Bird: una regia libera

Bailey è una ragazzina di 12 anni che vive in uno squat (edificio occupato) nella disastrata periferia londinese, lontana da sfarzi e quiete. La sua famiglia è tutt’altro che convenzionale. Il padre Bug è un giovane irresponsabile che l’ha avuta a soli 16 anni, e fantastica sul far soldi con il muco allucinogeno di un rospo. Suo fratello Hunter guida una gang di ragazzini che picchia i mal capitati della città. Nonostante l’anarchia regni sovrana, sembra non ci sia spazio per i sogni e i desideri di Bailey, rifiutata dal fratello per far parte della gang e costretta dal padre ad essere qualcosa che non è. Tutto cambia quando incontra Bird, uno stralunato in cerca della sua famiglia, che incarna in pelle ed ossa -o per meglio dire, in piume ed ossa- i sogni della giovane protagonista.

La storia di Bird è un coming of age che combina l’aderenza al reale del documentario alla magia e al folklore del fantasy. La regia aderisce a questa linea e rinuncia a inutili estetismi, grandi piani sequenza e inquadrature curate e studiate. La “macchina a mano” segue per la maggior parte le vicende lasciando che lo spettatore si immerga totalmente nel film. La regia è libera da qualsiasi “stabilità”, da qualsiasi sguardo fisso e programmato.

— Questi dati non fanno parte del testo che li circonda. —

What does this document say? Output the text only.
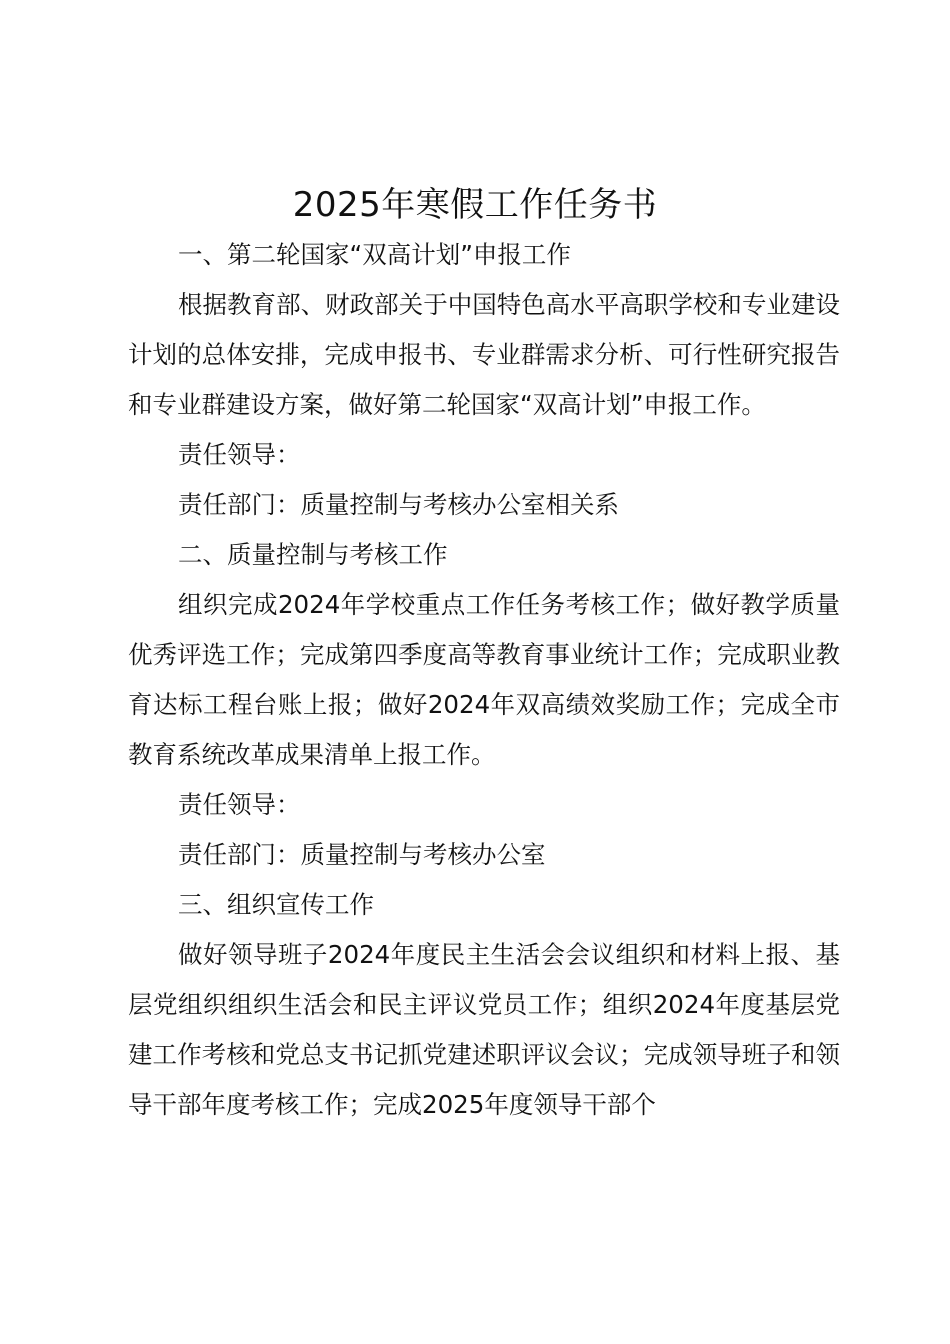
2025年寒假工作任务书

一、第二轮国家“双高计划”申报工作

根据教育部、财政部关于中国特色高水平高职学校和专业建设计划的总体安排，完成申报书、专业群需求分析、可行性研究报告和专业群建设方案，做好第二轮国家“双高计划”申报工作。

责任领导：

责任部门：质量控制与考核办公室相关系

二、质量控制与考核工作

组织完成2024年学校重点工作任务考核工作；做好教学质量优秀评选工作；完成第四季度高等教育事业统计工作；完成职业教育达标工程台账上报；做好2024年双高绩效奖励工作；完成全市教育系统改革成果清单上报工作。

责任领导：

责任部门：质量控制与考核办公室

三、组织宣传工作

做好领导班子2024年度民主生活会会议组织和材料上报、基层党组织组织生活会和民主评议党员工作；组织2024年度基层党建工作考核和党总支书记抓党建述职评议会议；完成领导班子和领导干部年度考核工作；完成2025年度领导干部个
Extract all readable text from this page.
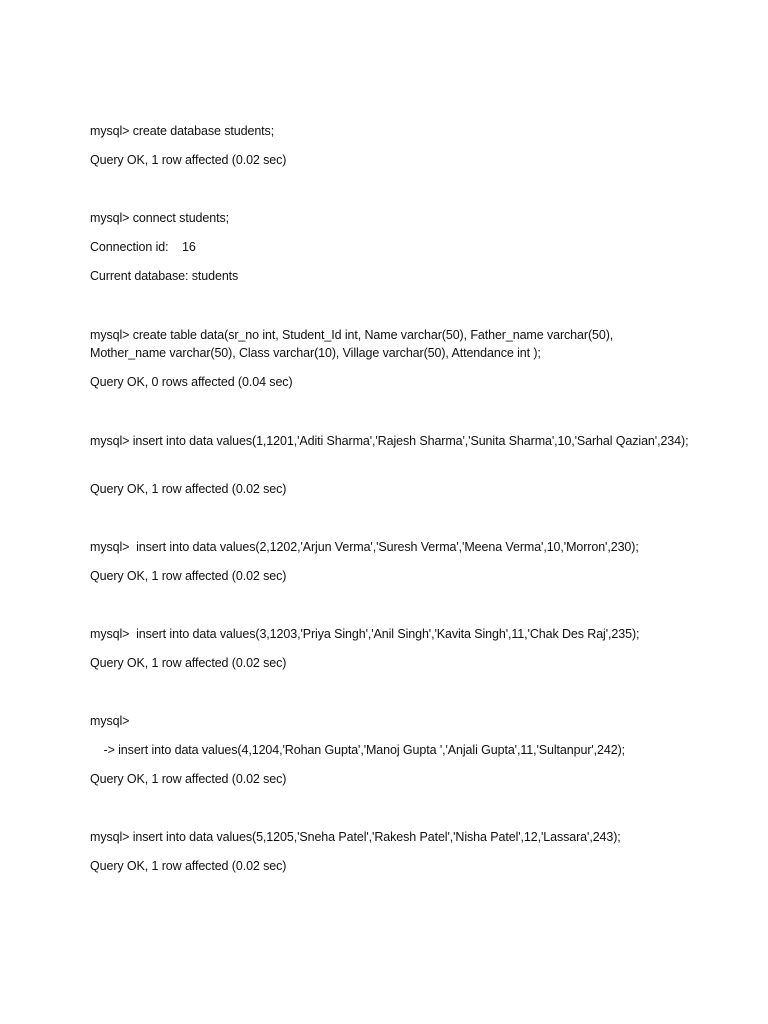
mysql> create database students;
Query OK, 1 row affected (0.02 sec)
mysql> connect students;
Connection id:    16
Current database: students
mysql> create table data(sr_no int, Student_Id int, Name varchar(50), Father_name varchar(50), Mother_name varchar(50), Class varchar(10), Village varchar(50), Attendance int );
Query OK, 0 rows affected (0.04 sec)
mysql> insert into data values(1,1201,'Aditi Sharma','Rajesh Sharma','Sunita Sharma',10,'Sarhal Qazian',234);
Query OK, 1 row affected (0.02 sec)
mysql>  insert into data values(2,1202,'Arjun Verma','Suresh Verma','Meena Verma',10,'Morron',230);
Query OK, 1 row affected (0.02 sec)
mysql>  insert into data values(3,1203,'Priya Singh','Anil Singh','Kavita Singh',11,'Chak Des Raj',235);
Query OK, 1 row affected (0.02 sec)
mysql>
-> insert into data values(4,1204,'Rohan Gupta','Manoj Gupta ','Anjali Gupta',11,'Sultanpur',242);
Query OK, 1 row affected (0.02 sec)
mysql> insert into data values(5,1205,'Sneha Patel','Rakesh Patel','Nisha Patel',12,'Lassara',243);
Query OK, 1 row affected (0.02 sec)
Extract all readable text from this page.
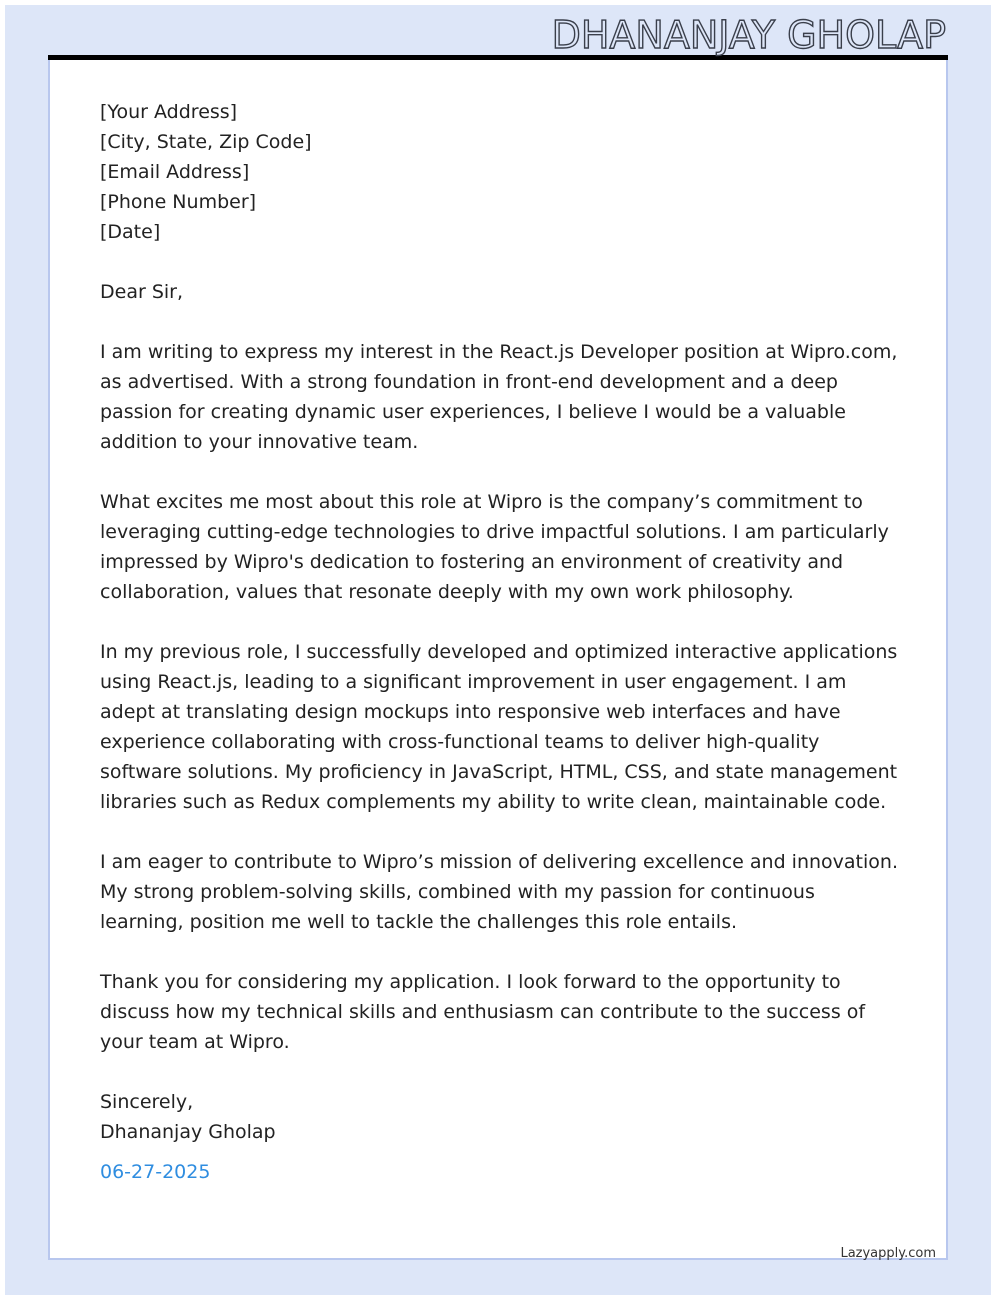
DHANANJAY GHOLAP

[Your Address]

[City, State, Zip Code]

[Email Address]

[Phone Number]

[Date]

Dear Sir,

I am writing to express my interest in the React.js Developer position at Wipro.com, as advertised. With a strong foundation in front-end development and a deep passion for creating dynamic user experiences, I believe I would be a valuable addition to your innovative team.

What excites me most about this role at Wipro is the company’s commitment to leveraging cutting-edge technologies to drive impactful solutions. I am particularly impressed by Wipro's dedication to fostering an environment of creativity and collaboration, values that resonate deeply with my own work philosophy.

In my previous role, I successfully developed and optimized interactive applications using React.js, leading to a significant improvement in user engagement. I am adept at translating design mockups into responsive web interfaces and have experience collaborating with cross-functional teams to deliver high-quality software solutions. My proficiency in JavaScript, HTML, CSS, and state management libraries such as Redux complements my ability to write clean, maintainable code.

I am eager to contribute to Wipro’s mission of delivering excellence and innovation. My strong problem-solving skills, combined with my passion for continuous learning, position me well to tackle the challenges this role entails.

Thank you for considering my application. I look forward to the opportunity to discuss how my technical skills and enthusiasm can contribute to the success of your team at Wipro.

Sincerely,

Dhananjay Gholap

06-27-2025

Lazyapply.com
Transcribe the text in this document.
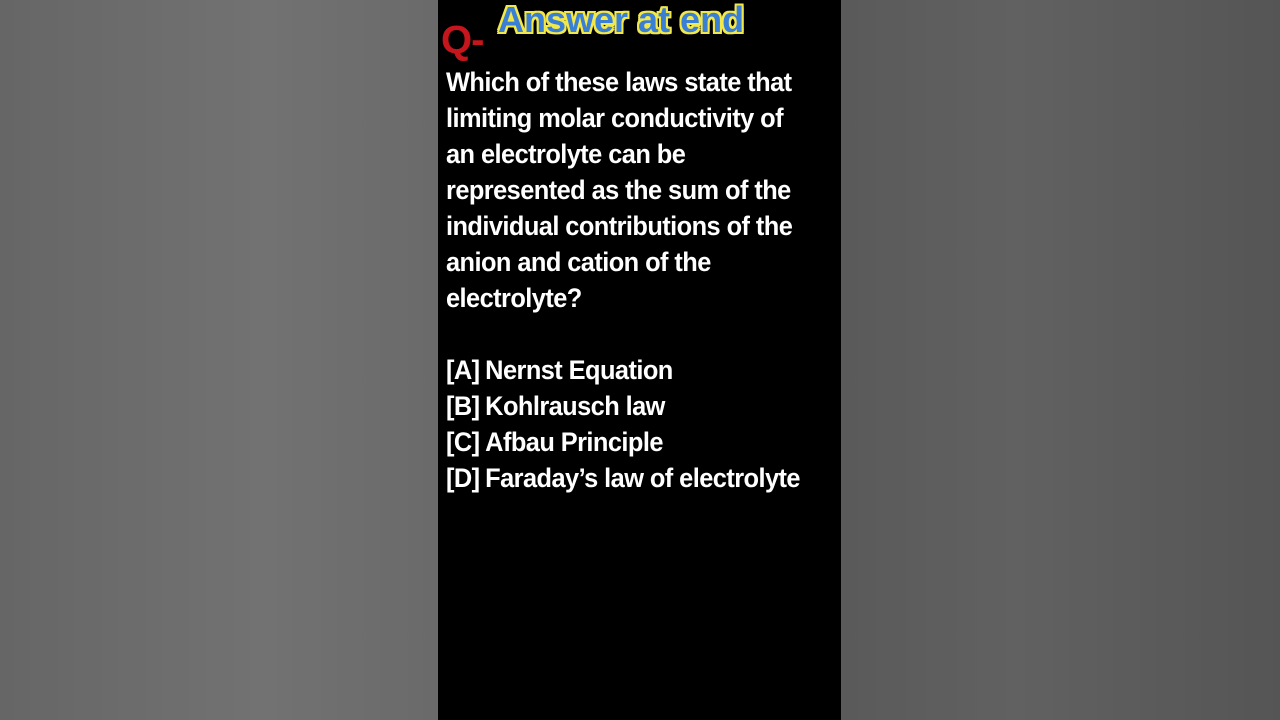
Q- Answer at end

Which of these laws state that limiting molar conductivity of an electrolyte can be represented as the sum of the individual contributions of the anion and cation of the electrolyte?

[A] Nernst Equation
[B] Kohlrausch law
[C] Afbau Principle
[D] Faraday’s law of electrolyte
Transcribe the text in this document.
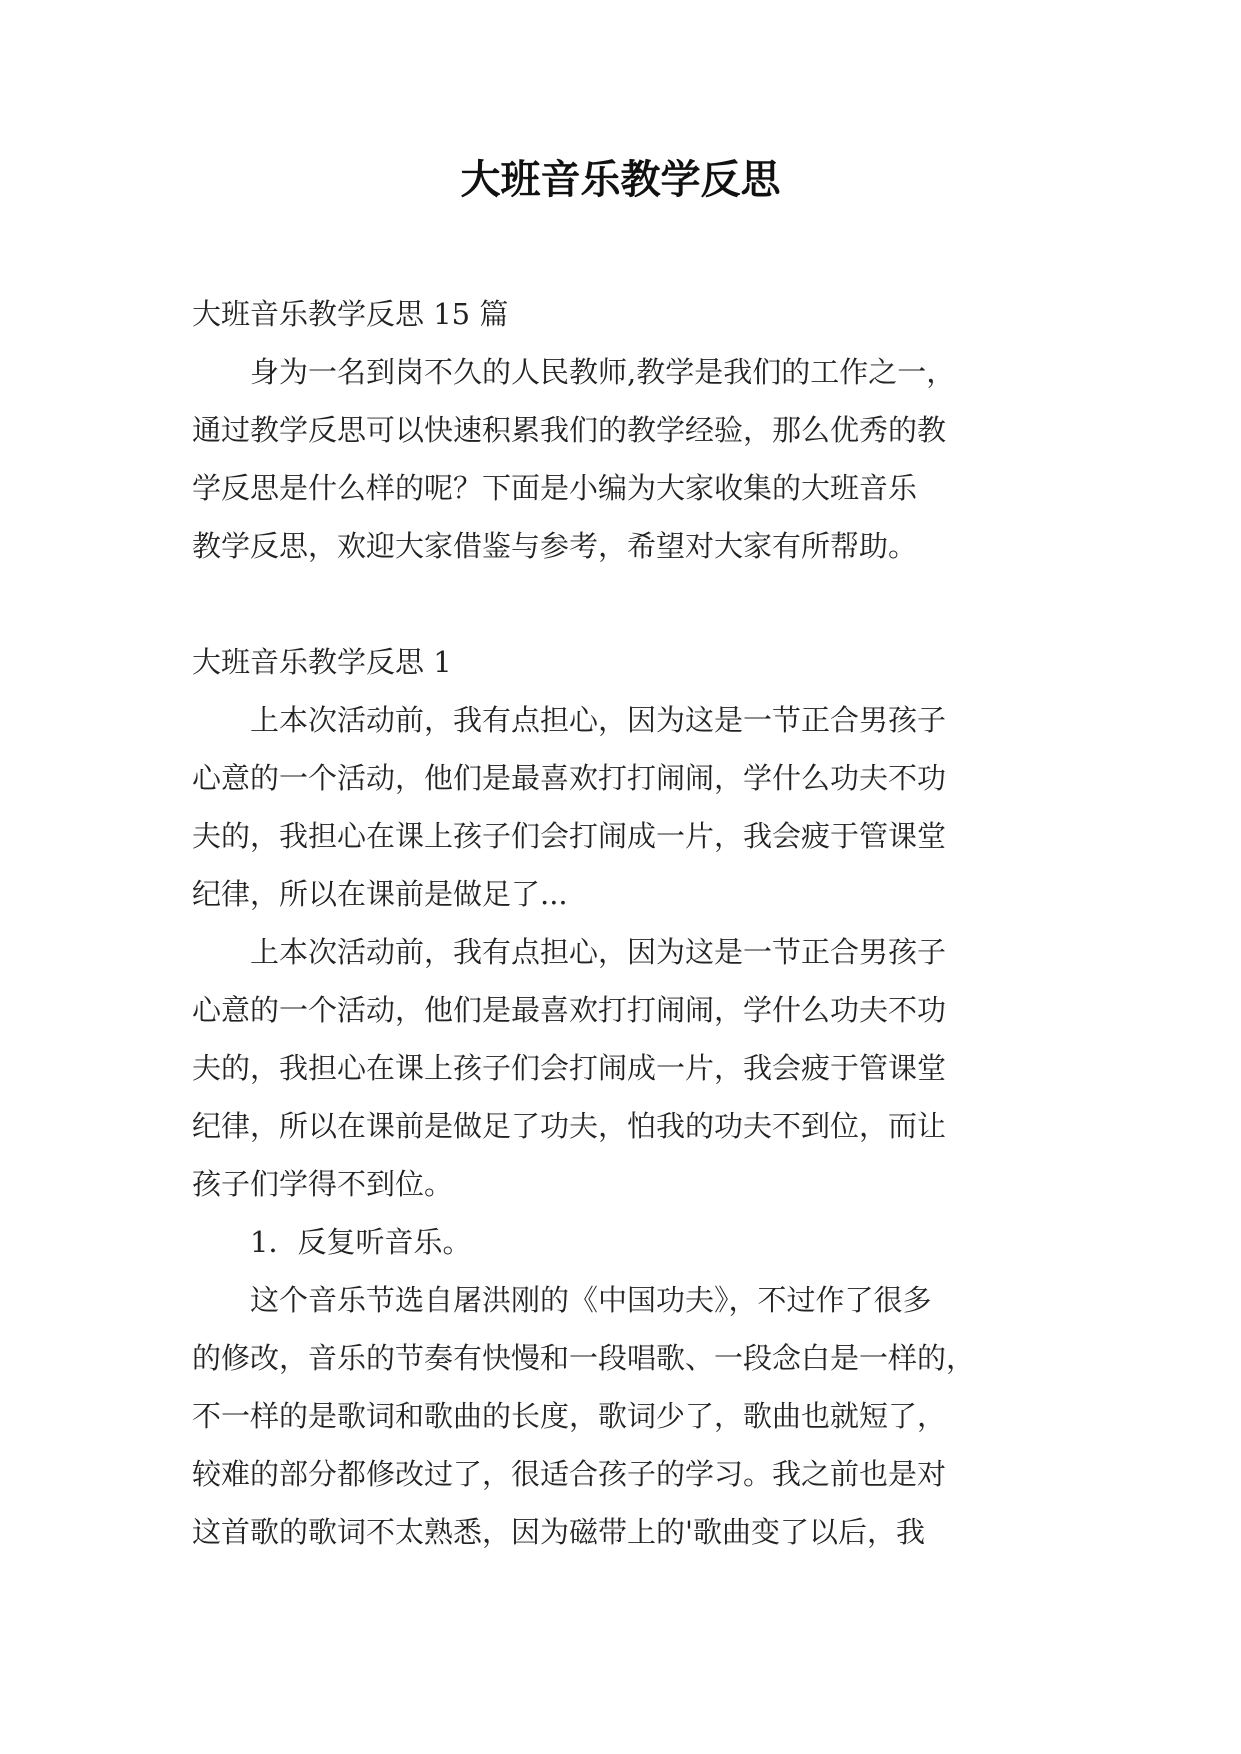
大班音乐教学反思

大班音乐教学反思 15 篇

　　身为一名到岗不久的人民教师,教学是我们的工作之一，

通过教学反思可以快速积累我们的教学经验，那么优秀的教

学反思是什么样的呢？下面是小编为大家收集的大班音乐

教学反思，欢迎大家借鉴与参考，希望对大家有所帮助。

大班音乐教学反思 1

　　上本次活动前，我有点担心，因为这是一节正合男孩子

心意的一个活动，他们是最喜欢打打闹闹，学什么功夫不功

夫的，我担心在课上孩子们会打闹成一片，我会疲于管课堂

纪律，所以在课前是做足了...

　　上本次活动前，我有点担心，因为这是一节正合男孩子

心意的一个活动，他们是最喜欢打打闹闹，学什么功夫不功

夫的，我担心在课上孩子们会打闹成一片，我会疲于管课堂

纪律，所以在课前是做足了功夫，怕我的功夫不到位，而让

孩子们学得不到位。

　　1．反复听音乐。

　　这个音乐节选自屠洪刚的《中国功夫》，不过作了很多

的修改，音乐的节奏有快慢和一段唱歌、一段念白是一样的，

不一样的是歌词和歌曲的长度，歌词少了，歌曲也就短了，

较难的部分都修改过了，很适合孩子的学习。我之前也是对

这首歌的歌词不太熟悉，因为磁带上的'歌曲变了以后，我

Eppure l’immagine non perde la sua forza che invece trasla dal piano formale a quello semantico. Sta  nel viso di una ragazzina che sogna, delusa e allo stesso tempo speranzosa, in una strada pericolosa dove si balla e canta, su una spiaggia sporca che sa raccogliere un desiderio inespresso.

Un incredibile lavoro è stato fatto anche sulla sceneggiatura. Dalle premesse fatte ci è consentito immaginare che anche la scrittura si concede libertà e scelte fuori dai canoni. Questo non è del tutto vero. Seppur si adatta a dinamiche non convenzionali, il film regge su strutture molto classiche che sono sapientemente nascoste, a dimostrazione del fatto che hanno tanto, e forse tutto ancora da dire.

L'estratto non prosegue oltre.